Mutlu olmak ulaşamayacağımız beyhude bir çaba mı? Ya bütün enerjimizi, zamanımızı zaten doğası gereği mümkün olmayan bir çabaya heba ediyorsak? Ya kapitalizm mutluluk için seyahate çık, o elbiseyi al, teknolojiyi takip et, konfor alanından çık gibi her gün yenilenen hedefleriyle bizi sistemin içinde tutmaya çalışan bir illüzyon yaratıyorsa?

Nasıl Anlamlı Bir Hayat İnşa Edilir?
Psikolog kimliğimi bir tarafa bırakırsak anlamlı bir hayat nasıl yaşanır üzerinde sıklıkla düşündüğüm, okumalar yaptığım bir konu. Tek bir kez geldiğimiz şu hayatın acemisiyken nasıl tatmin ve anlamlı bir hayat yaşarız?
Bu yazımda konuya psikoloji bilimi açısından değil 2500 yıllık doğu felsefesi Budizm çerçevesinden bakacağım. Yazıma son zamanlarda okuduğum iki kitap. Tiziona Terzani’den Atlıkarınca’da Bir Tur Daha ve Gianluca Gotto’dan Deniz Kadar Derin Gökyüzü Kadar Hafif ve Asya seyahatlerim rehber olacak.
Budizm
Öncelikle Budizm nedir sorusuyla başlayacak olursak ben bir öğreti, felsefe dahası yaşam rehberi olduğunu düşünüyorum.

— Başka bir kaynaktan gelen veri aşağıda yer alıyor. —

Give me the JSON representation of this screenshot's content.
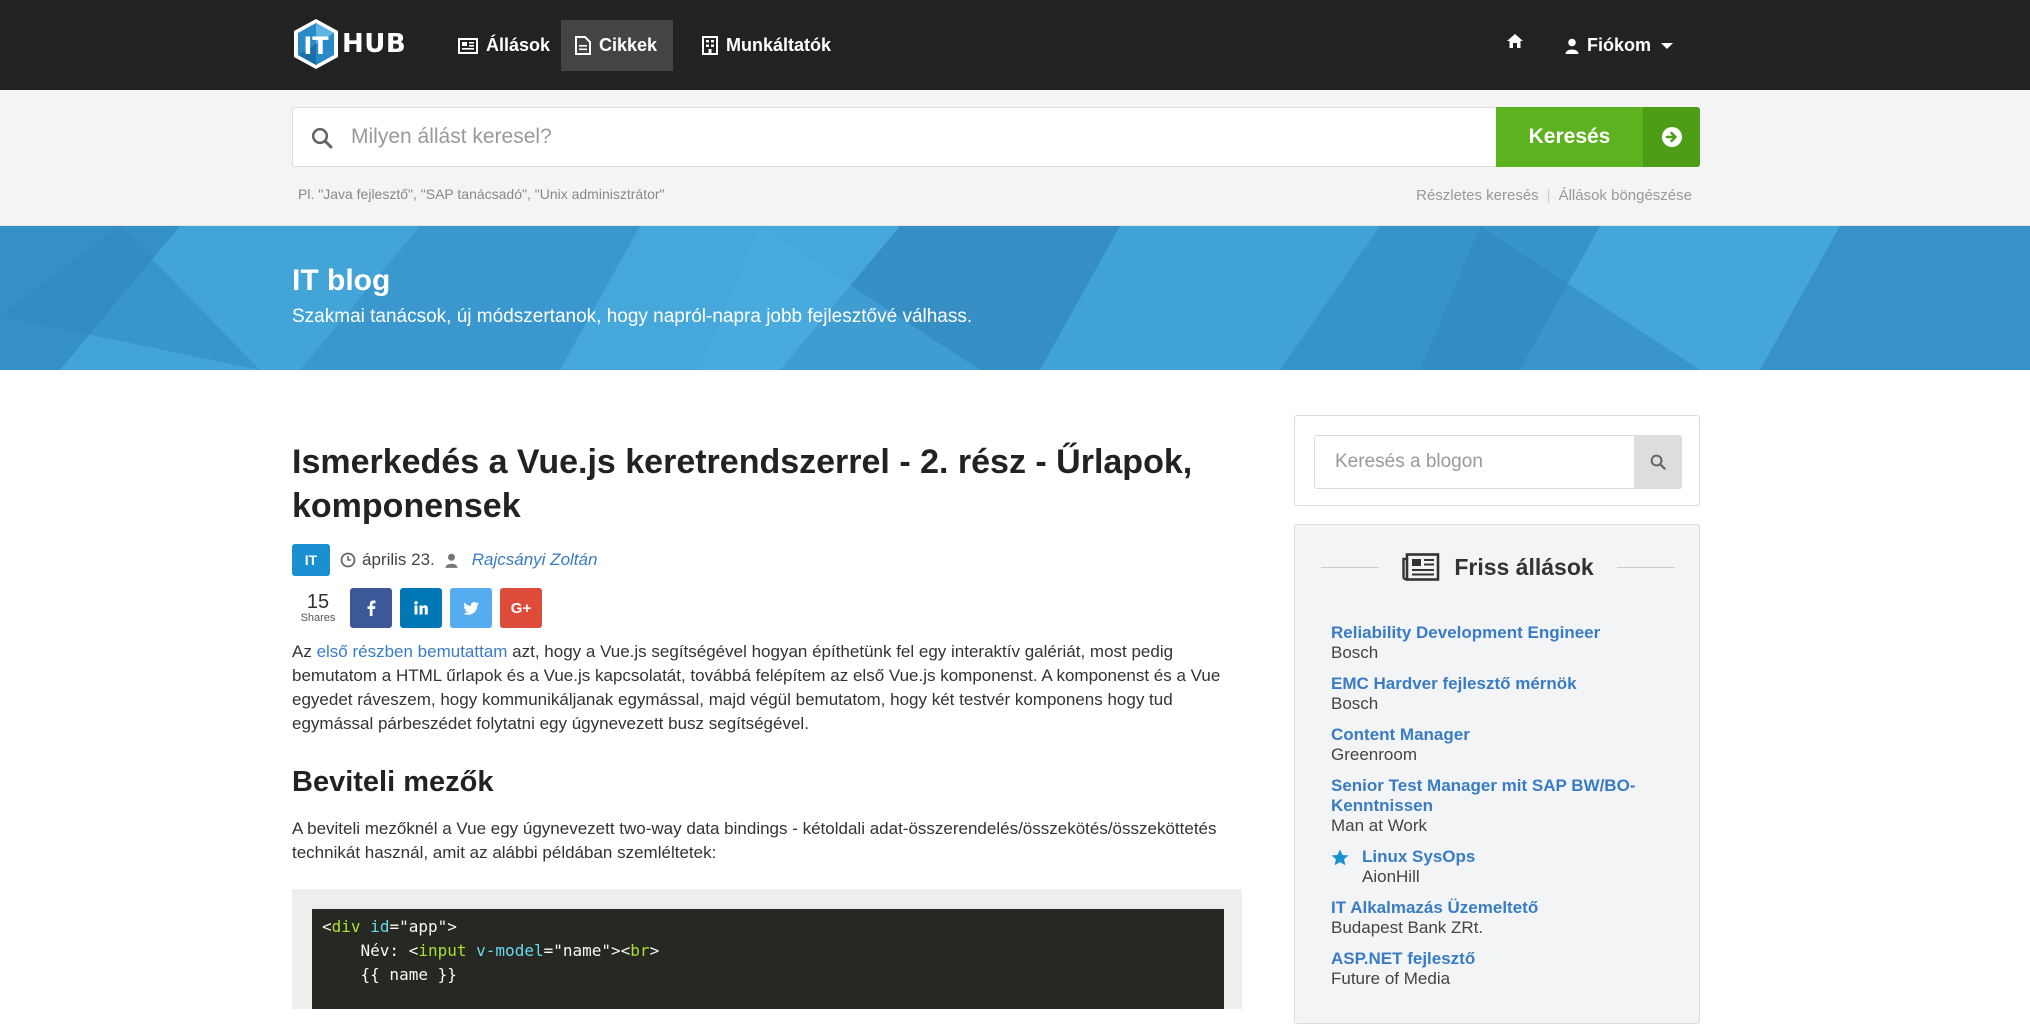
{
  "brand": {
    "logo_letters": "IT",
    "logo_text": "HUB"
  },
  "nav": {
    "items": [
      {
        "label": "Állások",
        "icon": "newspaper-icon"
      },
      {
        "label": "Cikkek",
        "icon": "document-icon",
        "active": true
      },
      {
        "label": "Munkáltatók",
        "icon": "building-icon"
      }
    ],
    "home_icon": "home-icon",
    "account_label": "Fiókom"
  },
  "search": {
    "placeholder": "Milyen állást keresel?",
    "button_label": "Keresés",
    "hint": "Pl. \"Java fejlesztő\", \"SAP tanácsadó\", \"Unix adminisztrátor\"",
    "link_advanced": "Részletes keresés",
    "link_browse": "Állások böngészése"
  },
  "hero": {
    "title": "IT blog",
    "subtitle": "Szakmai tanácsok, új módszertanok, hogy napról-napra jobb fejlesztővé válhass."
  },
  "article": {
    "title": "Ismerkedés a Vue.js keretrendszerrel - 2. rész - Űrlapok, komponensek",
    "tag": "IT",
    "date": "április 23.",
    "author": "Rajcsányi Zoltán",
    "shares_count": "15",
    "shares_label": "Shares",
    "intro_prefix": "Az ",
    "intro_link": "első részben bemutattam",
    "intro_rest": " azt, hogy a Vue.js segítségével hogyan építhetünk fel egy interaktív galériát, most pedig bemutatom a HTML űrlapok és a Vue.js kapcsolatát, továbbá felépítem az első Vue.js komponenst. A komponenst és a Vue egyedet ráveszem, hogy kommunikáljanak egymással, majd végül bemutatom, hogy két testvér komponens hogy tud egymással párbeszédet folytatni egy úgynevezett busz segítségével.",
    "section_title": "Beviteli mezők",
    "section_text": "A beviteli mezőknél a Vue egy úgynevezett two-way data bindings - kétoldali adat-összerendelés/összekötés/összeköttetés technikát használ, amit az alábbi példában szemléltetek:",
    "code": {
      "line1_tag": "div",
      "line1_attr": "id",
      "line1_val": "\"app\"",
      "line2_label": "Név: ",
      "line2_tag": "input",
      "line2_attr": "v-model",
      "line2_val": "\"name\"",
      "line2_br": "br",
      "line3": "{{ name }}"
    }
  },
  "sidebar": {
    "search_placeholder": "Keresés a blogon",
    "jobs_title": "Friss állások",
    "jobs": [
      {
        "title": "Reliability Development Engineer",
        "company": "Bosch",
        "starred": false
      },
      {
        "title": "EMC Hardver fejlesztő mérnök",
        "company": "Bosch",
        "starred": false
      },
      {
        "title": "Content Manager",
        "company": "Greenroom",
        "starred": false
      },
      {
        "title": "Senior Test Manager mit SAP BW/BO-Kenntnissen",
        "company": "Man at Work",
        "starred": false
      },
      {
        "title": "Linux SysOps",
        "company": "AionHill",
        "starred": true
      },
      {
        "title": "IT Alkalmazás Üzemeltető",
        "company": "Budapest Bank ZRt.",
        "starred": false
      },
      {
        "title": "ASP.NET fejlesztő",
        "company": "Future of Media",
        "starred": false
      }
    ]
  },
  "colors": {
    "navbar": "#222222",
    "search_button": "#5cb21f",
    "hero": "#3b9bd0",
    "link": "#3a7cc4",
    "tag": "#1a8fd1",
    "facebook": "#3b5998",
    "linkedin": "#0077b5",
    "twitter": "#55acee",
    "google_plus": "#dd4b39"
  }
}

Ancak sözlükte din olarak tanımlanıyor. Diğer dinlerle mukayese edecek olursak da Budizm daha çok bugünle ilgilenen mutluluğun değil gerçek dinginliğin peşine düşen bir öğreti. Budist bir rahibe “Ölümden sonra hayat var mı?” sorusunu yöneltirseniz çok büyük bir samimiyetle “Bilmiyorum zira hiç gitmedim.” cevabını alırsınız. Bir de benim seyahatlerimde gözlemlediğim Budist rahiplerde genel bir huzur ve dinginlik hali olduğu. Her şeyi bilen kızgın ve sinirli bir ahlak bekçilerinden ziyade bugüne ait dingin rehberler gibiler.

Istırabın Varlığı
Budizmin önemli birkaç sütunu var. İlki ıstırabın varlığını kabullenmek. Ne kadar zengin, güzel olursanız olun ister bir prens ister bir pop star olun ıstırap vardır. Yoksa genç yaşlarında her şeye sahipken hayatına son veren bunca ünlü insanı nasıl açıklayabilirdik? Herkes için eşit düzeyde ve şartlarda olmayabilir fiziksel ya da ruhsal olabilir ama vardır. Pozitif psikoloji ve kapitalizm bu gerçeklikle ilgili acaba ne düşünüyor? Toksik bir pozitivizmle gerçeğin uzağında sürekli mutluluğun ve hazzın peşinde, tatminsiz, daha fazla tüketen gerçek dışı bir iyimserlikle üretken olması istenen bir toplum ne zaman ve ne şekilde huzuru bulabilir? Bunu ne zaman bir arkadaşımla paylaşsam hayat dolu bir insanın böyle düşünmesine şaşırıyor. Halbuki aslında tam da bu kabulle ve belki de ancak böyle hayattan keyif almak, inişlerinde de bunu göğüsleyebilmek mümkün.

Her Şeye Rağmen Gerçeklik
Diğer bir sütun ise gerçeklik. Budist öğreti ne iyimser ne kötümserdir. Gerçekçidir. Durumu bilmiyorsak ne anlayabiliriz ne de onu iyileştirebiliriz. Acısını görmezden gelip onu tanımayan biri nasıl mutlu olabilir? Bu benim en kolay idrak edebildiğim yapı taşlarından biri. Zira oldum olası hep gerçek olanın peşine düştüm. Gerçek dostlar, ilişkiler, sohbetler… Bazen acı olsa da hep gerçeği konuşmayı ve bilmeyi istiyorum.

Dengede Olmak: Orta Yol
Budizmin diğer bir omurgası Orta Yol’da yürümek. Yani aşırı uç noktalardan uzak durmaktan geçiyor .Ne sonsuz haz ne hayattan tat almamayı hedefliyor. Bugüne dair keskin iniş çıkışlar kısa süreli haz ve mutluluktan ziyade uzun süreli dinginliği ve huzuru ve hazzı ertelemeyi önemsiyor.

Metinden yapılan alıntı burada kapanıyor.